The Catholic bishops of Australia have elected Archbishop Mark Coleridge of Brisbane to a second two-year term as president of the Australian Catholic Bishops Conference.
Archbishop Coleridge was ordained Auxiliary Bishop of Melbourne in 2002 and later became Archbishop of Canberra-Goulburn. Since 2012, he has served as Archbishop of Brisbane.
He was elected president of the Conference at its plenary meeting in May 2018 after previously serving as its vice-president for two years.
Sydney Archbishop Anthony Fisher OP was re-elected Conference vice-president, a role he also took on in May 2018.
“Archbishop Fisher and I have worked very closely over the past two years and I’m grateful that the bishops have backed our ongoing partnership,” Archbishop Coleridge said.
“As a Conference, we have faced a number of big challenges over the past two years, including preparing for the Plenary Council and considering how the People of God in Australia can walk together into the future, especially now in the wake of the COVID-19 crisis.
“The Church’s implementation of policies and protocols that prioritise child safety and offer a just and compassionate response to victims and survivors of abuse has also been a crucial focus.
“Much has been done and the bishops will consider further steps during our plenary meeting over the next few days.”

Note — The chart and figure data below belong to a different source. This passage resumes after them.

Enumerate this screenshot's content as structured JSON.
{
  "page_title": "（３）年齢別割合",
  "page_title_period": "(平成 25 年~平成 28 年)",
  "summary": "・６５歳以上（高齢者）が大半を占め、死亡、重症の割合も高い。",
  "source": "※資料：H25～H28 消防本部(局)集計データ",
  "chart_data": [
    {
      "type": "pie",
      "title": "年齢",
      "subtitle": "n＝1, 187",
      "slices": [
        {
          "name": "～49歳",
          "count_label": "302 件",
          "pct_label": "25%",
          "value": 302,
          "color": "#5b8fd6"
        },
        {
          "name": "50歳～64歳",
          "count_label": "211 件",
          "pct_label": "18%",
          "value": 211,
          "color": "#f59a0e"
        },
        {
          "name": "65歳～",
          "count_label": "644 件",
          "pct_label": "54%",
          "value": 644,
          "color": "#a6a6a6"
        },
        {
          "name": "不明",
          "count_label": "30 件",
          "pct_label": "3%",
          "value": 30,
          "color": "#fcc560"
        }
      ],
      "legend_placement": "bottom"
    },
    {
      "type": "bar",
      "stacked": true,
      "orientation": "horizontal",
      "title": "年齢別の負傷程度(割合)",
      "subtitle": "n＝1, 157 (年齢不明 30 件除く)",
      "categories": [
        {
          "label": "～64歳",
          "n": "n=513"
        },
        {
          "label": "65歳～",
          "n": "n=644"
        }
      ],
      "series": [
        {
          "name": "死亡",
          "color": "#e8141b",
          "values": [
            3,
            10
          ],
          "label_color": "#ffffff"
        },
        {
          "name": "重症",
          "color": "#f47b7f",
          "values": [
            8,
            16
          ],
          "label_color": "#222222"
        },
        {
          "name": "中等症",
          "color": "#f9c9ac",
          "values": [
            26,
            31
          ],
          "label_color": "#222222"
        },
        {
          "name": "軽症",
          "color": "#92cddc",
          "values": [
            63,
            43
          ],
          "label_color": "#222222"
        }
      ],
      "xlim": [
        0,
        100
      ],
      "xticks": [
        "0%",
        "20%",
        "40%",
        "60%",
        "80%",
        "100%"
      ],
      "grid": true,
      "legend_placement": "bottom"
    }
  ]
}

Archbishop Fisher also cited the benefit of continuity at a pivotal time in the Church’s history, saying “when we have medium- and long-term initiatives to carry out, it’s good to have settled leaders supported by a group of bishops with shared aspirations”.
Four members of the Permanent Committee of the Bishops Conference were also elected today: Perth Archbishop Timothy Costelloe SDB; Toowoomba Bishop Robert McGuckin; Adelaide Archbishop-Designate Patrick O’Regan; and Maronite Bishop of Australia Antoine-Charbel Tarabay.
Archbishop Peter A. Comensoli of Melbourne and Port Pirie Bishop Greg O’Kelly SJ, elected in May 2019, are continuing members of the Permanent Committee.
The almost 40 members of the Australian Catholic Bishops Conference opened their biannual plenary meeting on May 8 using videoconferencing technology.